Speciale 25 novembre 2021. Se il passo della consapevolezza è il più difficile da compiere, le difficoltà immediatamente successive non sono affatto da meno.
C’è un’illustrazione dei Peanuts in cui Linus chiede a sua sorella Lucy: «Dove hai trovato la forza?» e Lucy gli risponde: «Siamo donne, tesoro, la forza trova noi.» Chiaramente non è una vignetta originale, ma ho sempre trovato questa frase molto vera ed è tornata prepotentemente viva nei miei pensieri dopo aver visto Maid. La miniserie Netflix, uscita lo scorso ottobre, si snoda in dieci puntate ed è tratta dal romanzo di Staphanie Land Donna delle pulizie. Lavoro duro, paga bassa e la volontà di sopravvivere di una madre. In poco più di nove ore ci viene raccontato un anno di vita di Alex, giovanissima madre che, per il bene di sua figlia e suo, decide di allontanarsi andare via di casa con la bambina.
Ma da cosa scappa Alex? Scappa da una realtà che le sta stretta da un po’ ma che, una sera, le ha messo una gran paura addosso. Scappa da una situazione di violenza psicologica che lei stessa non sa nemmeno riconoscere, che sminuisce, ma che istintivamente capisce sbagliata. Ha pochi dollari in tasca e non sa dove andare. Si rivolge ai servizi sociali che non possono fare più di tanto. Trova un lavoro sottopagato e insufficiente al sostentamento suo e di sua figlia e userà dei sussidi che l’aiuteranno solo marginalmente. È sola, Alex, sua madre non la sostiene, anzi è quasi d’intralcio, e il sistema non la tutela. La sua lotta non è solo contro una cultura sbagliata, un circolo vizioso da cui lei e chi ha intorno non riesce a uscire, spesso non riconoscendone il pericolo, ma anche contro una società che affossa la volontà delle donne che vogliono farcela perché non dà loro i mezzi per rialzarsi.

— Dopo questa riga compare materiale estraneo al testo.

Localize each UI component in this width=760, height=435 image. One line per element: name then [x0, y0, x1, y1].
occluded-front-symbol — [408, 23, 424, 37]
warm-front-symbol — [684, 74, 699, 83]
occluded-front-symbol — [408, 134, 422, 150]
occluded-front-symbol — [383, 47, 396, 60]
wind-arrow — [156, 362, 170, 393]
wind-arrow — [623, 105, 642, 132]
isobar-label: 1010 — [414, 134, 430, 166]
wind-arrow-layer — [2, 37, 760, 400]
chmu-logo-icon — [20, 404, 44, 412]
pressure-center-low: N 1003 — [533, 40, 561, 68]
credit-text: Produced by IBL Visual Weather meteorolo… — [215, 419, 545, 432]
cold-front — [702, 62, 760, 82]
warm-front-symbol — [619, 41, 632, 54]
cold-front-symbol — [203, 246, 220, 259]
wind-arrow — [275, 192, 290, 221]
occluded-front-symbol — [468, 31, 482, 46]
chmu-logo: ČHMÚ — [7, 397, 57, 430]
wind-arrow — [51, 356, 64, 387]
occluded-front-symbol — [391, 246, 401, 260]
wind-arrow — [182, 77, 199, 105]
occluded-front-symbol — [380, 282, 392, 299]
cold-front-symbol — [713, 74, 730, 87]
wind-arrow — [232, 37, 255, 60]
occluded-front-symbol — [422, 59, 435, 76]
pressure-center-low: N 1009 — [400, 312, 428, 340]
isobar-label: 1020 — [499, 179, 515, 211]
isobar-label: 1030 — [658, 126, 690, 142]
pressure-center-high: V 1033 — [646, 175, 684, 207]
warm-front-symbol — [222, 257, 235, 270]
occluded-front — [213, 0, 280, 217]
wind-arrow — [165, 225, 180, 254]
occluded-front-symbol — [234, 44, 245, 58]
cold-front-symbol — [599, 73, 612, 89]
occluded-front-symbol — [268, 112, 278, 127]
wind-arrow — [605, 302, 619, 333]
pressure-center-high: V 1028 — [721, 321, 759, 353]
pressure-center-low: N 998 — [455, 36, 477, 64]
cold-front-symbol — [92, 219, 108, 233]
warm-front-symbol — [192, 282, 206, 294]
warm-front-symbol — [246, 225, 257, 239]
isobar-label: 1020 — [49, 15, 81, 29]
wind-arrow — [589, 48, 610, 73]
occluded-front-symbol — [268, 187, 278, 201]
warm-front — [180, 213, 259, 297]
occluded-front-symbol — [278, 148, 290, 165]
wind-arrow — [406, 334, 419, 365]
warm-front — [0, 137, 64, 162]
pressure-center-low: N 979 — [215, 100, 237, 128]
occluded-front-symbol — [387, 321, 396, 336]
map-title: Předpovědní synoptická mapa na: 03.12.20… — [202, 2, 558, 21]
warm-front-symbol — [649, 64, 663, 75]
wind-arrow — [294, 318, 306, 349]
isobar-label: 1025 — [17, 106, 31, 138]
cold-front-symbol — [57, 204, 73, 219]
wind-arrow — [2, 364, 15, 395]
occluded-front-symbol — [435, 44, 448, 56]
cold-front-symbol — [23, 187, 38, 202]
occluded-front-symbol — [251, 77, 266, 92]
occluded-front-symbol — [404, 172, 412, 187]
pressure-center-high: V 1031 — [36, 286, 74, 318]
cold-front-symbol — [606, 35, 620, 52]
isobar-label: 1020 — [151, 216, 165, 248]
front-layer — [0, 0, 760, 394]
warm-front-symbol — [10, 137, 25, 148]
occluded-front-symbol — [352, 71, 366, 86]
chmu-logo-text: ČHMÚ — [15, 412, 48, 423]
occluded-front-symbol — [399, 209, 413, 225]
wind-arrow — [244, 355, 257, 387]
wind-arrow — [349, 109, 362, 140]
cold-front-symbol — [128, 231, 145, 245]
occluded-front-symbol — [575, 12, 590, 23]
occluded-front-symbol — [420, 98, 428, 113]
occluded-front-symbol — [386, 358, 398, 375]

Guardando questa serie mi sono resa conto di quanta solitudine ci sia in certe situazioni, della scarsa empatia, delle gabbie morali e sociali in cui le donne sono ancora costrette. Nella nostra intervista a Giovanna Sottosanti, presidente dell’associazione 365GiorniAlFemminile, vi abbiamo parlato di centri antiviolenza e di case rifugio, ma abbiamo sottolineato anche l’importanza della sensibilizzazione e della presa di coscienza della donna abusata. Questo è un passo molto difficile da compiere, sia per paura che per ignoranza, molto spesso per non consapevolezza. C’è una scena emblematica nella seconda puntata della serie. Alex parla con l’assistente sociale che le propone la casa rifugio, questo lo scambio:
«Ci sono dei letti al ricovero per vittime di violenza domestica ma non sei stata maltrattata.»
«Già, non vorrei togliere un letto a chi ha subito un vero abuso.»
«Un vero abuso? Spiegati meglio.»
«Botte, ferite.»
«E gli abusi finti quali sono? L’intimidazione? le minacce? Il controllo?»
Da quel momento in poi Alex si rende conto di essere vittima di violenza psicologica e comincia il suo cammino verso la propria autonomia. Senza una piena coscienza di quello che sta accadendo è molto difficile tirarsene fuori, ma ci sono molte altre difficoltà che arrivano dopo. Queste difficoltà si possono affrontare se si crea una rete d’aiuto e se la società si deciderà, una volta per tutte, a snellire certi procedimenti e dare una mano concreta a chi ne ha bisogno. Però, se l’evoluzione burocratica procede a passi più che lenti, almeno sulla solidarietà delle donne dovremmo poter contare. Importantissimo è il sostegno e ancora di più tendere una mano, cosa che (quasi) nessuno ha fatto con Alex nella serie e con Stephanie nel libro, ma che invece è la prima cosa da fare per far uscire una donna dal pozzo nero in cui è rinchiusa.